La Champions per cambiare e dimenticare il derby. Ma l'Inter se la deve vedere con i favoriti
Il Bayern Monaco non deve far paura, ma rappresenta un'opportunità per l'Inter. È questo il messaggio che manda Simone Inzaghi alla vigilia dell'esordio stagionale in Champions League dei nerazzurri. Che alla super-sfida di San Siro ci arrivano, è inevitabile, con la testa ancora piena dei fantasmi del derby perso. "Non ne voglio parlare più, mi dà fastidio e ormai è il passato - assicura Hakan Calhanoglu, che prosegue - l'anno scorso abbiamo dominato contro Liverpool e Real Madrid". L'Inter se la può giocare, per il turco, così come per Inzaghi, che dribbla le risposte sui singoli e sulla sua squadra dà rassicurazioni: "I big hanno parlato? Certo che sì. Perdere il derby non fa mai piacere, nonostante la delusione ho visto la squadra allenarsi nel migliore dei modi".
L'avversario. È di quelli che fanno tremare i polsi, il Bayern. Manuel Neuer lo dice senza troppi timori: "Siamo tra i favoriti per la vittoria della Champions League - afferma il portiere tedesco in conferenza stampa - ma non sottovalutiamo l'Inter. La Champions è una cosa diversa rispetto al campionato e questa è una chance per l'Inter di rialzarsi". Alle parole del suo capitano fa eco Julian Nagelsmann, giovanissimo tecnico della formazione bavarese: "Essere tra i favoriti ce lo impone la storia del Bayern. Ma che l'Inter sia partita male in campionato non vuole dire nulla, la Champions è un'altra cosa".

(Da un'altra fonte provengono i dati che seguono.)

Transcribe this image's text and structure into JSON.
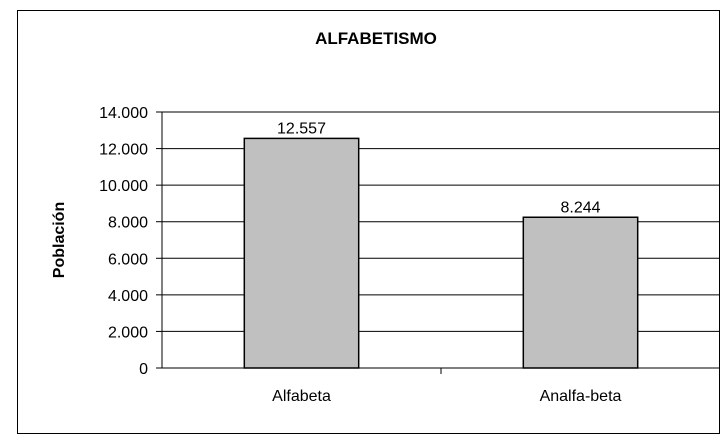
{
  "chart_data": {
    "type": "bar",
    "title": "ALFABETISMO",
    "xlabel": "",
    "ylabel": "Población",
    "categories": [
      "Alfabeta",
      "Analfa-beta"
    ],
    "values": [
      12557,
      8244
    ],
    "value_labels": [
      "12.557",
      "8.244"
    ],
    "ylim": [
      0,
      14000
    ],
    "yticks": [
      0,
      2000,
      4000,
      6000,
      8000,
      10000,
      12000,
      14000
    ],
    "ytick_labels": [
      "0",
      "2.000",
      "4.000",
      "6.000",
      "8.000",
      "10.000",
      "12.000",
      "14.000"
    ],
    "grid": true,
    "legend": "none",
    "bar_color": "#c0c0c0",
    "bar_edge_color": "#000000"
  }
}
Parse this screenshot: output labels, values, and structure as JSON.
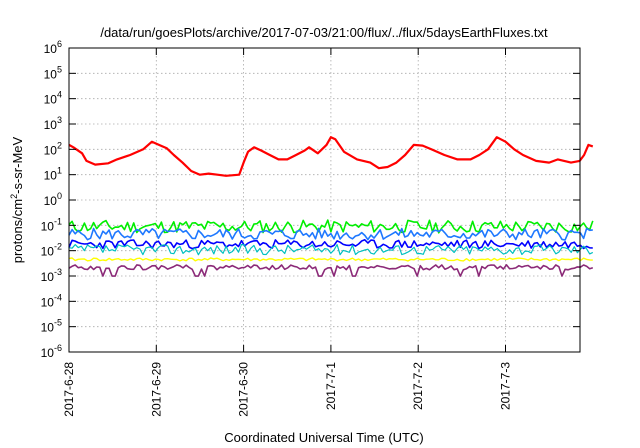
{
  "chart_data": {
    "type": "line",
    "title": "/data/run/goesPlots/archive/2017-07-03/21:00/flux/../flux/5daysEarthFluxes.txt",
    "xlabel": "Coordinated Universal Time (UTC)",
    "ylabel_parts": [
      "protons/cm",
      "2",
      "-s-sr-MeV"
    ],
    "y_scale": "log",
    "ylim_exp": [
      -6,
      6
    ],
    "ytick_exponents": [
      6,
      5,
      4,
      3,
      2,
      1,
      0,
      -1,
      -2,
      -3,
      -4,
      -5,
      -6
    ],
    "ytick_base": "10",
    "x_ticks": [
      "2017-6-28",
      "2017-6-29",
      "2017-6-30",
      "2017-7-1",
      "2017-7-2",
      "2017-7-3"
    ],
    "x_range_days": [
      0,
      6
    ],
    "grid": true,
    "series": [
      {
        "color": "#ff0000",
        "width": 2.2,
        "points": [
          [
            0.0,
            150
          ],
          [
            0.05,
            120
          ],
          [
            0.15,
            70
          ],
          [
            0.2,
            35
          ],
          [
            0.3,
            25
          ],
          [
            0.45,
            28
          ],
          [
            0.55,
            40
          ],
          [
            0.7,
            60
          ],
          [
            0.85,
            100
          ],
          [
            0.95,
            200
          ],
          [
            1.05,
            140
          ],
          [
            1.12,
            110
          ],
          [
            1.2,
            60
          ],
          [
            1.3,
            30
          ],
          [
            1.4,
            14
          ],
          [
            1.5,
            10
          ],
          [
            1.6,
            11
          ],
          [
            1.7,
            10
          ],
          [
            1.8,
            9
          ],
          [
            1.95,
            10
          ],
          [
            2.0,
            30
          ],
          [
            2.05,
            80
          ],
          [
            2.12,
            120
          ],
          [
            2.2,
            90
          ],
          [
            2.3,
            60
          ],
          [
            2.4,
            40
          ],
          [
            2.5,
            40
          ],
          [
            2.6,
            60
          ],
          [
            2.7,
            90
          ],
          [
            2.75,
            120
          ],
          [
            2.85,
            70
          ],
          [
            2.95,
            150
          ],
          [
            3.0,
            300
          ],
          [
            3.05,
            250
          ],
          [
            3.15,
            80
          ],
          [
            3.3,
            40
          ],
          [
            3.45,
            30
          ],
          [
            3.55,
            18
          ],
          [
            3.65,
            20
          ],
          [
            3.75,
            30
          ],
          [
            3.85,
            60
          ],
          [
            3.95,
            150
          ],
          [
            4.05,
            140
          ],
          [
            4.15,
            100
          ],
          [
            4.3,
            60
          ],
          [
            4.45,
            40
          ],
          [
            4.6,
            40
          ],
          [
            4.7,
            60
          ],
          [
            4.8,
            100
          ],
          [
            4.9,
            300
          ],
          [
            5.0,
            200
          ],
          [
            5.1,
            100
          ],
          [
            5.2,
            60
          ],
          [
            5.35,
            35
          ],
          [
            5.5,
            30
          ],
          [
            5.6,
            40
          ],
          [
            5.75,
            30
          ],
          [
            5.85,
            35
          ],
          [
            5.9,
            60
          ],
          [
            5.95,
            150
          ],
          [
            6.0,
            130
          ]
        ]
      },
      {
        "color": "#00ee00",
        "width": 1.6,
        "level": 0.09,
        "jitter": 1.8,
        "seed": 11
      },
      {
        "color": "#0000ff",
        "width": 1.6,
        "level": 0.018,
        "jitter": 1.5,
        "seed": 23
      },
      {
        "color": "#00c0c0",
        "width": 1.2,
        "level": 0.011,
        "jitter": 1.6,
        "seed": 37
      },
      {
        "color": "#1e78ff",
        "width": 1.6,
        "level": 0.045,
        "jitter": 1.7,
        "seed": 5
      },
      {
        "color": "#ffff00",
        "width": 1.4,
        "level": 0.0045,
        "jitter": 1.15,
        "seed": 41
      },
      {
        "color": "#8b2a78",
        "width": 1.6,
        "level": 0.0022,
        "jitter": 1.25,
        "seed": 53,
        "dips": true
      }
    ]
  }
}
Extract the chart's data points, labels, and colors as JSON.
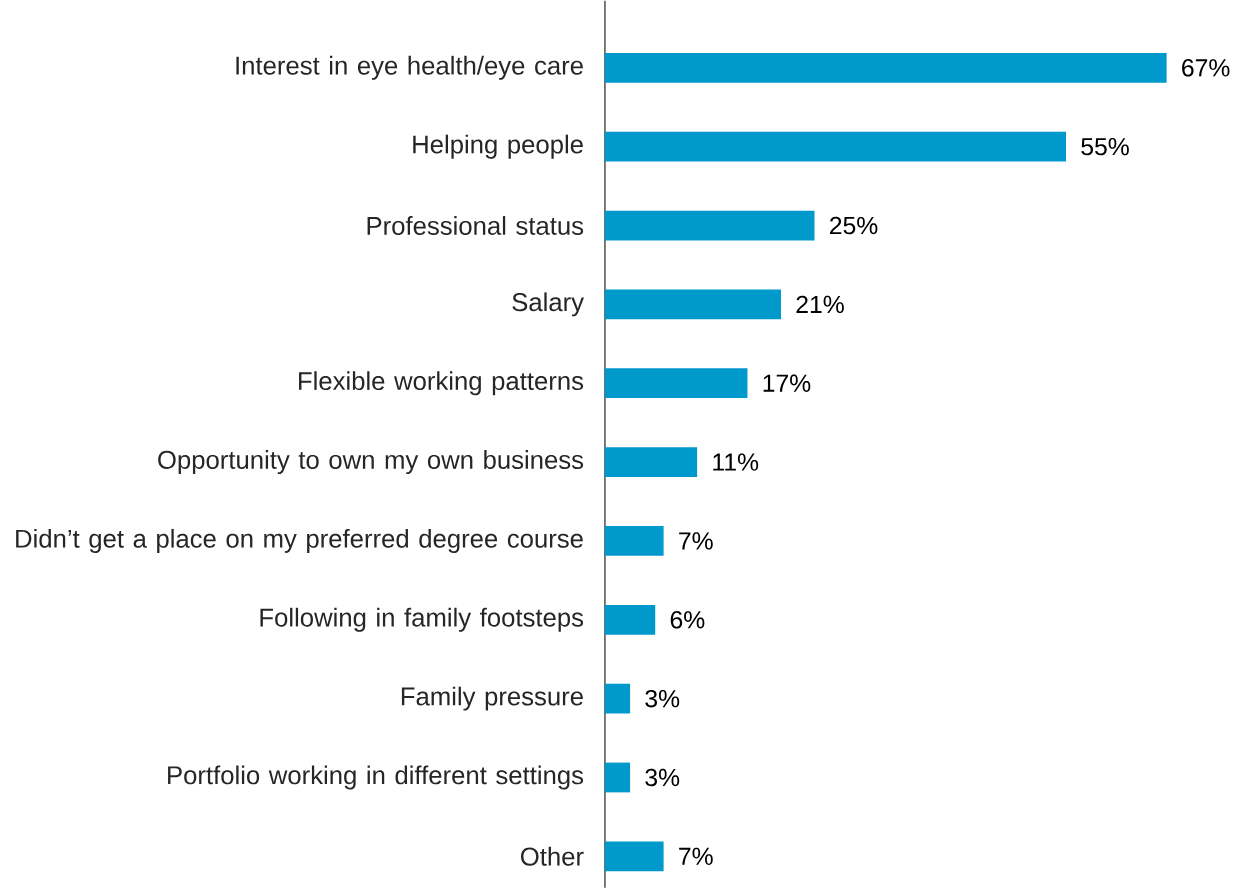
{
  "chart_data": {
    "type": "bar",
    "orientation": "horizontal",
    "color": "#0099cc",
    "categories": [
      "Interest in eye health/eye care",
      "Helping people",
      "Professional status",
      "Salary",
      "Flexible working patterns",
      "Opportunity to own my own business",
      "Didn’t get a place on my preferred degree course",
      "Following in family footsteps",
      "Family pressure",
      "Portfolio working in different settings",
      "Other"
    ],
    "values": [
      67,
      55,
      25,
      21,
      17,
      11,
      7,
      6,
      3,
      3,
      7
    ],
    "value_labels": [
      "67%",
      "55%",
      "25%",
      "21%",
      "17%",
      "11%",
      "7%",
      "6%",
      "3%",
      "3%",
      "7%"
    ]
  }
}
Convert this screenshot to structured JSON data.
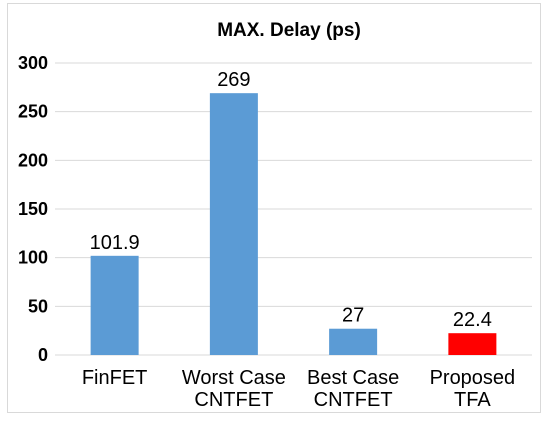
{
  "chart_data": {
    "type": "bar",
    "title": "MAX. Delay (ps)",
    "categories": [
      [
        "FinFET"
      ],
      [
        "Worst  Case",
        "CNTFET"
      ],
      [
        "Best  Case",
        "CNTFET"
      ],
      [
        "Proposed",
        "TFA"
      ]
    ],
    "values": [
      101.9,
      269,
      27,
      22.4
    ],
    "value_labels": [
      "101.9",
      "269",
      "27",
      "22.4"
    ],
    "bar_colors": [
      "#5b9bd5",
      "#5b9bd5",
      "#5b9bd5",
      "#ff0000"
    ],
    "ylim": [
      0,
      300
    ],
    "yticks": [
      0,
      50,
      100,
      150,
      200,
      250,
      300
    ],
    "grid": true,
    "legend": false
  }
}
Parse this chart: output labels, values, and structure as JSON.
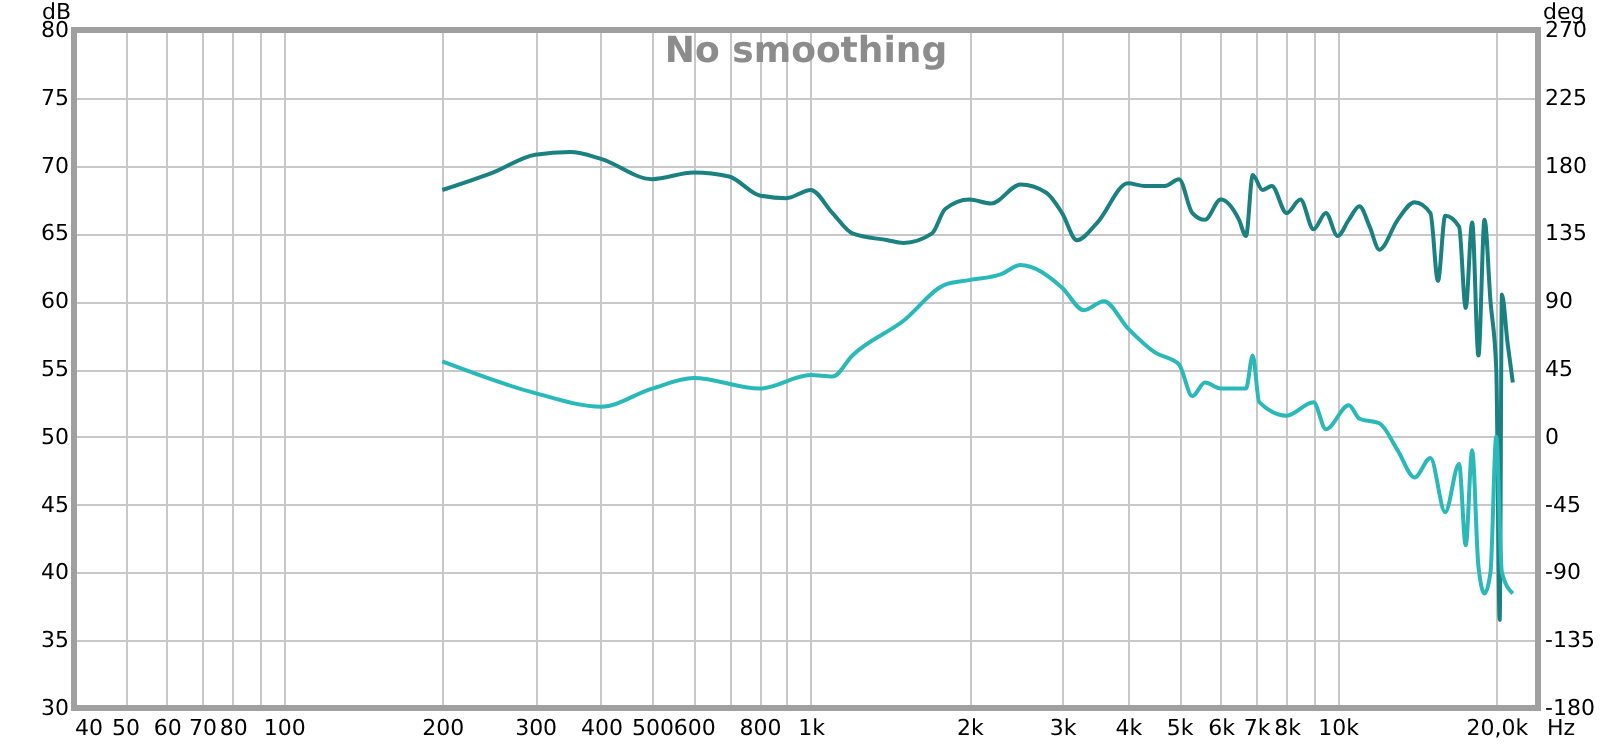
{
  "chart_data": {
    "type": "line",
    "title": "No smoothing",
    "xlabel": "Hz",
    "ylabel": "dB",
    "y2label": "deg",
    "log": "x",
    "grid": true,
    "marker": "none",
    "line_style": "solid",
    "xlim": [
      40,
      24000
    ],
    "xticks": [
      40,
      50,
      60,
      70,
      80,
      {
        "value": 90,
        "label": null
      },
      100,
      200,
      300,
      400,
      500,
      600,
      {
        "value": 700,
        "label": null
      },
      800,
      {
        "value": 900,
        "label": null
      },
      {
        "value": 1000,
        "label": "1k"
      },
      {
        "value": 2000,
        "label": "2k"
      },
      {
        "value": 3000,
        "label": "3k"
      },
      {
        "value": 4000,
        "label": "4k"
      },
      {
        "value": 5000,
        "label": "5k"
      },
      {
        "value": 6000,
        "label": "6k"
      },
      {
        "value": 7000,
        "label": "7k"
      },
      {
        "value": 8000,
        "label": "8k"
      },
      {
        "value": 9000,
        "label": null
      },
      {
        "value": 10000,
        "label": "10k"
      },
      {
        "value": 20000,
        "label": "20,0k"
      }
    ],
    "ylim": [
      30,
      80
    ],
    "yticks": [
      30,
      35,
      40,
      45,
      50,
      55,
      60,
      65,
      70,
      75,
      80
    ],
    "y2lim": [
      -180,
      270
    ],
    "y2ticks": [
      -180,
      -135,
      -90,
      -45,
      0,
      45,
      90,
      135,
      180,
      225,
      270
    ],
    "series": [
      {
        "color": "#1a8080",
        "x": [
          200,
          250,
          300,
          350,
          400,
          500,
          600,
          700,
          800,
          900,
          1000,
          1100,
          1200,
          1400,
          1500,
          1700,
          1800,
          2000,
          2200,
          2500,
          2800,
          3000,
          3200,
          3500,
          4000,
          4300,
          4700,
          5000,
          5300,
          5600,
          6000,
          6500,
          6700,
          6900,
          7200,
          7500,
          8000,
          8500,
          9000,
          9500,
          10000,
          10500,
          11000,
          11500,
          12000,
          13000,
          14000,
          15000,
          15500,
          16000,
          17000,
          17500,
          18000,
          18500,
          19000,
          19500,
          20000,
          20300,
          20500,
          21000,
          21500
        ],
        "values": [
          68.2,
          69.5,
          70.8,
          71.0,
          70.5,
          69.0,
          69.5,
          69.2,
          67.8,
          67.6,
          68.2,
          66.5,
          65.0,
          64.5,
          64.3,
          65.0,
          66.8,
          67.5,
          67.2,
          68.6,
          68.0,
          66.5,
          64.5,
          65.8,
          68.7,
          68.5,
          68.5,
          69.0,
          66.5,
          66.0,
          67.5,
          66.0,
          64.8,
          69.3,
          68.2,
          68.5,
          66.5,
          67.5,
          65.3,
          66.5,
          64.8,
          66.0,
          67.0,
          65.5,
          63.8,
          66.0,
          67.3,
          66.5,
          61.5,
          66.3,
          65.5,
          59.5,
          65.8,
          56.0,
          66.0,
          60.0,
          55.0,
          36.5,
          60.5,
          57.0,
          54.0
        ]
      },
      {
        "color": "#2ab8b8",
        "axis": "y2",
        "x": [
          200,
          300,
          400,
          500,
          600,
          800,
          1000,
          1100,
          1200,
          1500,
          1800,
          2000,
          2300,
          2500,
          3000,
          3300,
          3600,
          4000,
          4500,
          5000,
          5300,
          5600,
          6000,
          6700,
          6900,
          7100,
          8000,
          9000,
          9500,
          10500,
          11000,
          12000,
          13000,
          14000,
          15000,
          16000,
          17000,
          17500,
          18000,
          18500,
          19000,
          19500,
          20000,
          20500,
          21500
        ],
        "values": [
          50,
          29,
          20,
          32,
          39,
          32,
          41,
          40,
          54,
          77,
          101,
          104,
          108,
          114,
          99,
          84,
          90,
          72,
          56,
          48,
          27,
          36,
          32,
          32,
          54,
          23,
          14,
          23,
          5,
          21,
          12,
          9,
          -9,
          -27,
          -14,
          -50,
          -18,
          -72,
          -9,
          -86,
          -104,
          -90,
          0,
          -90,
          -104
        ]
      }
    ]
  }
}
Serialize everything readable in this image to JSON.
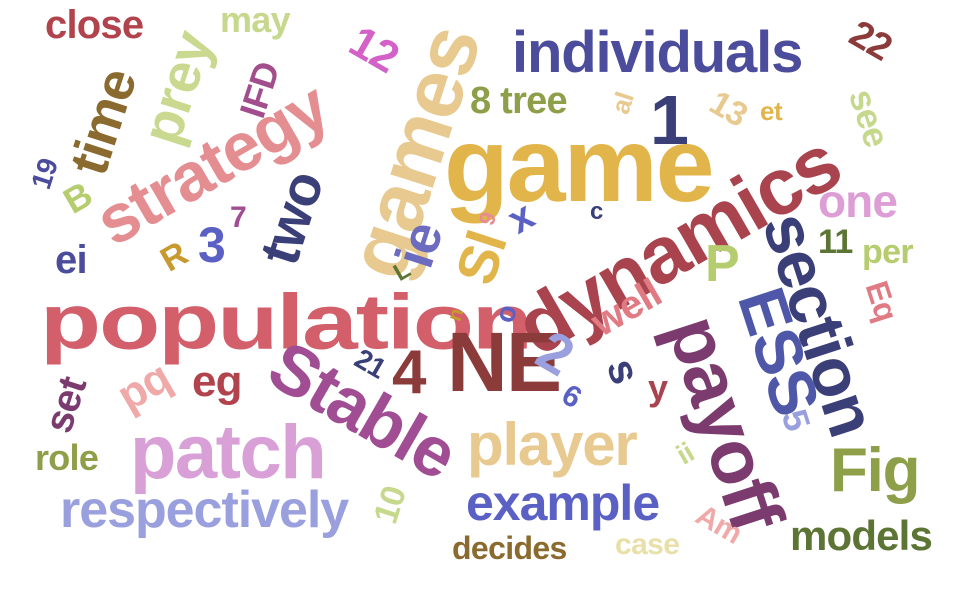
{
  "words": [
    {
      "text": "population",
      "color": "#d35f6a"
    },
    {
      "text": "game",
      "color": "#e2b54b"
    },
    {
      "text": "dynamics",
      "color": "#a9434e"
    },
    {
      "text": "games",
      "color": "#e8c98f"
    },
    {
      "text": "individuals",
      "color": "#4c4c9d"
    },
    {
      "text": "strategy",
      "color": "#e58e92"
    },
    {
      "text": "patch",
      "color": "#d8a0d6"
    },
    {
      "text": "Stable",
      "color": "#a04d93"
    },
    {
      "text": "NE",
      "color": "#8c3b3b"
    },
    {
      "text": "payoff",
      "color": "#7b3b6e"
    },
    {
      "text": "section",
      "color": "#3b3f78"
    },
    {
      "text": "ESS",
      "color": "#4e57a8"
    },
    {
      "text": "player",
      "color": "#e8c98f"
    },
    {
      "text": "respectively",
      "color": "#9aa0de"
    },
    {
      "text": "example",
      "color": "#5b61c4"
    },
    {
      "text": "Fig",
      "color": "#8e9f4a"
    },
    {
      "text": "models",
      "color": "#5d7534"
    },
    {
      "text": "prey",
      "color": "#c9d98f"
    },
    {
      "text": "time",
      "color": "#8a6a2e"
    },
    {
      "text": "close",
      "color": "#b1434c"
    },
    {
      "text": "may",
      "color": "#c6d88c"
    },
    {
      "text": "IFD",
      "color": "#a34e8c"
    },
    {
      "text": "two",
      "color": "#3b3f78"
    },
    {
      "text": "one",
      "color": "#dd9ed6"
    },
    {
      "text": "ie",
      "color": "#6b6bbf"
    },
    {
      "text": "Sl",
      "color": "#e2b54b"
    },
    {
      "text": "well",
      "color": "#e07a83"
    },
    {
      "text": "P",
      "color": "#b5cd6e"
    },
    {
      "text": "1",
      "color": "#3b3f78"
    },
    {
      "text": "2",
      "color": "#9aa0de"
    },
    {
      "text": "3",
      "color": "#5b61c4"
    },
    {
      "text": "4",
      "color": "#8c3b3b"
    },
    {
      "text": "5",
      "color": "#9aa0de"
    },
    {
      "text": "6",
      "color": "#5b61c4"
    },
    {
      "text": "7",
      "color": "#a04d93"
    },
    {
      "text": "8 tree",
      "color": "#8e9f4a"
    },
    {
      "text": "9",
      "color": "#e58e92"
    },
    {
      "text": "10",
      "color": "#c6d88c"
    },
    {
      "text": "11",
      "color": "#5d7534"
    },
    {
      "text": "12",
      "color": "#d361c7"
    },
    {
      "text": "13",
      "color": "#e8c98f"
    },
    {
      "text": "19",
      "color": "#4c4c9d"
    },
    {
      "text": "21",
      "color": "#3b3f78"
    },
    {
      "text": "22",
      "color": "#8c3b3b"
    },
    {
      "text": "eg",
      "color": "#b1434c"
    },
    {
      "text": "pq",
      "color": "#f0a9a9"
    },
    {
      "text": "set",
      "color": "#7b3b6e"
    },
    {
      "text": "ei",
      "color": "#4c4c9d"
    },
    {
      "text": "role",
      "color": "#8e9f4a"
    },
    {
      "text": "per",
      "color": "#b5cd6e"
    },
    {
      "text": "Eq",
      "color": "#e07a83"
    },
    {
      "text": "see",
      "color": "#c6d88c"
    },
    {
      "text": "et",
      "color": "#e2b54b"
    },
    {
      "text": "al",
      "color": "#e8c98f"
    },
    {
      "text": "B",
      "color": "#b5cd6e"
    },
    {
      "text": "R",
      "color": "#c69a2e"
    },
    {
      "text": "L",
      "color": "#5d7534"
    },
    {
      "text": "x",
      "color": "#5b61c4"
    },
    {
      "text": "c",
      "color": "#3b3f78"
    },
    {
      "text": "o",
      "color": "#5b61c4"
    },
    {
      "text": "n",
      "color": "#c69a2e"
    },
    {
      "text": "s",
      "color": "#3b3f78"
    },
    {
      "text": "y",
      "color": "#a9434e"
    },
    {
      "text": "ii",
      "color": "#c6d88c"
    },
    {
      "text": "Am",
      "color": "#f0a9a9"
    },
    {
      "text": "case",
      "color": "#e8e0a8"
    },
    {
      "text": "decides",
      "color": "#8a6a2e"
    }
  ]
}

Questione di scelte. Quelle che Nagelsmann ha abbastanza chiare: l'unico vero dubbio, per quanto filtra dall'ambiente tedesco, è se schiarare Musiala o Gnabry con Muller e Coman a supporto di Mané. Inzaghi, invece, passerà ore tra mille dubbi e interrogativi. Nella rifinitura ha provato una formazione senza Barella: Mkhitaryan-Calhanoglu è coppia esplosiva, ma dagli equilibri delicati. Quello fra Onana e Handanovic è un ballottaggio che sarebbe clamoroso se chiuso in favore del portiere ex Ajax. In difesa, gli sbandamenti recenti suggeriscono una regolata e magari qualche novità.